Hello together,
On 11/5/21 22:34, Eric W. Biederman wrote:
I have to dash so this is short.
This is what I am thinking this change should look like.
I am not certain this is truly reviewable as a single change, so I will break it into a couple of smaller ones next time I get the chance.
I think we should concentrate to check the commit from Alexander.
What I did is to write two additional stress test apps - and now I'm able to trigger the use-after-free bug.
It is much simpler, the exclusion of exit_shm() and IPC_RMID didn't work - regardless if your approach or the approach from Alexander/myself is used.
+static inline void shm_clist_del(struct shmid_kernel *shp) +{
- struct task_struct *creator;
- rcu_read_lock();
- creator = rcu_dereference(shp->shm_creator);
- if (creator) {
task_lock(creator);
list_del(&shp->shm_clist);
task_unlock(creator);
- }
- rcu_read_unlock();
+}
shm_clist_del() only synchronizes against exit_shm() when shm_creator is not NULL.
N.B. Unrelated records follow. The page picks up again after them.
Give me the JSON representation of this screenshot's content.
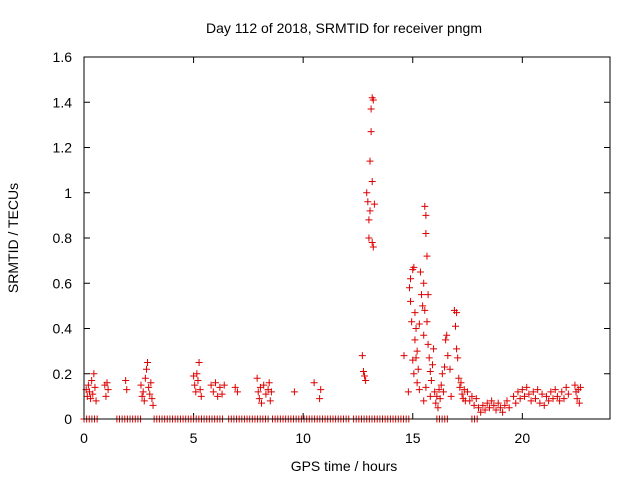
{
  "chart_data": {
    "type": "scatter",
    "title": "Day 112 of 2018, SRMTID for receiver pngm",
    "xlabel": "GPS time / hours",
    "ylabel": "SRMTID / TECUs",
    "xlim": [
      0,
      24
    ],
    "ylim": [
      0,
      1.6
    ],
    "xticks": [
      0,
      5,
      10,
      15,
      20
    ],
    "yticks": [
      0,
      0.2,
      0.4,
      0.6,
      0.8,
      1,
      1.2,
      1.4,
      1.6
    ],
    "xtick_labels": [
      "0",
      "5",
      "10",
      "15",
      "20"
    ],
    "ytick_labels": [
      "0",
      "0.2",
      "0.4",
      "0.6",
      "0.8",
      "1",
      "1.2",
      "1.4",
      "1.6"
    ],
    "marker": "+",
    "color": "#dd0000",
    "grid": false,
    "series": [
      {
        "name": "SRMTID",
        "points": [
          [
            0.1,
            0.13
          ],
          [
            0.15,
            0.1
          ],
          [
            0.2,
            0.15
          ],
          [
            0.25,
            0.12
          ],
          [
            0.3,
            0.09
          ],
          [
            0.35,
            0.17
          ],
          [
            0.4,
            0.11
          ],
          [
            0.45,
            0.2
          ],
          [
            0.5,
            0.14
          ],
          [
            0.55,
            0.08
          ],
          [
            0.95,
            0.15
          ],
          [
            1.0,
            0.1
          ],
          [
            1.05,
            0.16
          ],
          [
            1.1,
            0.13
          ],
          [
            1.9,
            0.17
          ],
          [
            1.95,
            0.13
          ],
          [
            2.6,
            0.15
          ],
          [
            2.65,
            0.1
          ],
          [
            2.7,
            0.12
          ],
          [
            2.75,
            0.08
          ],
          [
            2.8,
            0.18
          ],
          [
            2.85,
            0.22
          ],
          [
            2.9,
            0.25
          ],
          [
            2.95,
            0.14
          ],
          [
            3.0,
            0.11
          ],
          [
            3.05,
            0.16
          ],
          [
            3.1,
            0.09
          ],
          [
            3.15,
            0.06
          ],
          [
            5.0,
            0.19
          ],
          [
            5.05,
            0.15
          ],
          [
            5.1,
            0.12
          ],
          [
            5.15,
            0.2
          ],
          [
            5.2,
            0.17
          ],
          [
            5.25,
            0.25
          ],
          [
            5.3,
            0.13
          ],
          [
            5.35,
            0.1
          ],
          [
            5.8,
            0.15
          ],
          [
            5.9,
            0.12
          ],
          [
            6.0,
            0.16
          ],
          [
            6.1,
            0.1
          ],
          [
            6.2,
            0.14
          ],
          [
            6.3,
            0.11
          ],
          [
            6.4,
            0.15
          ],
          [
            6.9,
            0.14
          ],
          [
            7.0,
            0.12
          ],
          [
            7.9,
            0.18
          ],
          [
            7.95,
            0.12
          ],
          [
            8.0,
            0.09
          ],
          [
            8.05,
            0.14
          ],
          [
            8.1,
            0.07
          ],
          [
            8.2,
            0.15
          ],
          [
            8.3,
            0.11
          ],
          [
            8.4,
            0.13
          ],
          [
            8.45,
            0.16
          ],
          [
            8.5,
            0.08
          ],
          [
            8.55,
            0.12
          ],
          [
            9.6,
            0.12
          ],
          [
            10.5,
            0.16
          ],
          [
            10.8,
            0.13
          ],
          [
            10.75,
            0.09
          ],
          [
            12.7,
            0.28
          ],
          [
            12.75,
            0.21
          ],
          [
            12.8,
            0.19
          ],
          [
            12.85,
            0.17
          ],
          [
            12.9,
            1.0
          ],
          [
            12.95,
            0.96
          ],
          [
            13.0,
            0.88
          ],
          [
            13.0,
            0.8
          ],
          [
            13.05,
            1.14
          ],
          [
            13.05,
            0.92
          ],
          [
            13.1,
            1.27
          ],
          [
            13.1,
            1.37
          ],
          [
            13.15,
            1.42
          ],
          [
            13.15,
            1.05
          ],
          [
            13.2,
            1.41
          ],
          [
            13.2,
            0.76
          ],
          [
            13.25,
            0.95
          ],
          [
            13.15,
            0.78
          ],
          [
            14.6,
            0.28
          ],
          [
            14.8,
            0.12
          ],
          [
            14.85,
            0.58
          ],
          [
            14.9,
            0.62
          ],
          [
            14.9,
            0.52
          ],
          [
            14.95,
            0.43
          ],
          [
            15.0,
            0.66
          ],
          [
            15.0,
            0.26
          ],
          [
            15.05,
            0.67
          ],
          [
            15.05,
            0.2
          ],
          [
            15.1,
            0.47
          ],
          [
            15.1,
            0.35
          ],
          [
            15.15,
            0.4
          ],
          [
            15.15,
            0.27
          ],
          [
            15.2,
            0.16
          ],
          [
            15.2,
            0.3
          ],
          [
            15.25,
            0.22
          ],
          [
            15.3,
            0.42
          ],
          [
            15.3,
            0.13
          ],
          [
            15.35,
            0.65
          ],
          [
            15.4,
            0.55
          ],
          [
            15.45,
            0.5
          ],
          [
            15.5,
            0.37
          ],
          [
            15.5,
            0.6
          ],
          [
            15.55,
            0.48
          ],
          [
            15.55,
            0.94
          ],
          [
            15.6,
            0.9
          ],
          [
            15.6,
            0.82
          ],
          [
            15.65,
            0.72
          ],
          [
            15.65,
            0.43
          ],
          [
            15.7,
            0.55
          ],
          [
            15.7,
            0.33
          ],
          [
            15.75,
            0.27
          ],
          [
            15.8,
            0.21
          ],
          [
            15.85,
            0.17
          ],
          [
            15.9,
            0.24
          ],
          [
            15.95,
            0.31
          ],
          [
            15.5,
            0.08
          ],
          [
            15.6,
            0.14
          ],
          [
            15.8,
            0.1
          ],
          [
            16.0,
            0.12
          ],
          [
            16.05,
            0.07
          ],
          [
            16.1,
            0.1
          ],
          [
            16.15,
            0.05
          ],
          [
            16.2,
            0.13
          ],
          [
            16.25,
            0.09
          ],
          [
            16.3,
            0.15
          ],
          [
            16.35,
            0.2
          ],
          [
            16.4,
            0.12
          ],
          [
            16.45,
            0.23
          ],
          [
            16.5,
            0.35
          ],
          [
            16.55,
            0.37
          ],
          [
            16.6,
            0.28
          ],
          [
            16.7,
            0.22
          ],
          [
            16.75,
            0.1
          ],
          [
            16.9,
            0.48
          ],
          [
            16.95,
            0.41
          ],
          [
            17.0,
            0.47
          ],
          [
            17.0,
            0.31
          ],
          [
            17.05,
            0.27
          ],
          [
            17.1,
            0.18
          ],
          [
            17.15,
            0.14
          ],
          [
            17.2,
            0.16
          ],
          [
            17.25,
            0.11
          ],
          [
            17.3,
            0.09
          ],
          [
            17.35,
            0.13
          ],
          [
            17.4,
            0.08
          ],
          [
            17.5,
            0.12
          ],
          [
            17.6,
            0.08
          ],
          [
            17.7,
            0.1
          ],
          [
            17.8,
            0.06
          ],
          [
            17.9,
            0.09
          ],
          [
            18.0,
            0.05
          ],
          [
            18.1,
            0.03
          ],
          [
            18.2,
            0.06
          ],
          [
            18.3,
            0.04
          ],
          [
            18.4,
            0.07
          ],
          [
            18.5,
            0.05
          ],
          [
            18.6,
            0.08
          ],
          [
            18.7,
            0.06
          ],
          [
            18.8,
            0.04
          ],
          [
            18.9,
            0.07
          ],
          [
            19.0,
            0.05
          ],
          [
            19.1,
            0.03
          ],
          [
            19.2,
            0.06
          ],
          [
            19.3,
            0.08
          ],
          [
            19.4,
            0.05
          ],
          [
            19.6,
            0.1
          ],
          [
            19.7,
            0.07
          ],
          [
            19.8,
            0.12
          ],
          [
            19.9,
            0.09
          ],
          [
            20.0,
            0.13
          ],
          [
            20.1,
            0.1
          ],
          [
            20.2,
            0.14
          ],
          [
            20.3,
            0.11
          ],
          [
            20.4,
            0.08
          ],
          [
            20.5,
            0.12
          ],
          [
            20.6,
            0.09
          ],
          [
            20.7,
            0.13
          ],
          [
            20.8,
            0.07
          ],
          [
            20.9,
            0.11
          ],
          [
            21.0,
            0.06
          ],
          [
            21.1,
            0.1
          ],
          [
            21.2,
            0.08
          ],
          [
            21.3,
            0.12
          ],
          [
            21.4,
            0.09
          ],
          [
            21.5,
            0.13
          ],
          [
            21.6,
            0.1
          ],
          [
            21.7,
            0.08
          ],
          [
            21.8,
            0.12
          ],
          [
            21.9,
            0.09
          ],
          [
            22.0,
            0.14
          ],
          [
            22.1,
            0.11
          ],
          [
            22.4,
            0.15
          ],
          [
            22.45,
            0.12
          ],
          [
            22.5,
            0.09
          ],
          [
            22.55,
            0.13
          ],
          [
            22.6,
            0.07
          ],
          [
            22.65,
            0.14
          ]
        ],
        "zero_ranges": [
          [
            0.0,
            0.6
          ],
          [
            1.5,
            2.6
          ],
          [
            3.2,
            6.4
          ],
          [
            6.6,
            8.5
          ],
          [
            8.6,
            12.1
          ],
          [
            12.3,
            14.9
          ],
          [
            16.1,
            16.6
          ],
          [
            17.7,
            18.0
          ]
        ]
      }
    ]
  }
}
list_del(&shp->shm_clist);
rcu_assign_pointer(shp->shm_creator, NULL);
We set shm_creator to NULL -> no more synchronization.
Now IPC_RMID can run in parallel - regardless if we test for list_empty() or shm_creator.
/* Guarantee shp lives after task_lock is dropped */
ipc_getref(&shp->shm_perm);
task_lock() doesn't help: As soon as shm_creator is set to NULL, IPC_RMID won't acquire task_lock() anymore.
Thus shp can disappear before we arrive at this ipc_getref.
[Yes, I think I have introduced this bug. ]
Corrected version attached.
I'll reboot and retest the patch, then I would send it to akpm as replacement for current patch in mmotm.
--
Manfred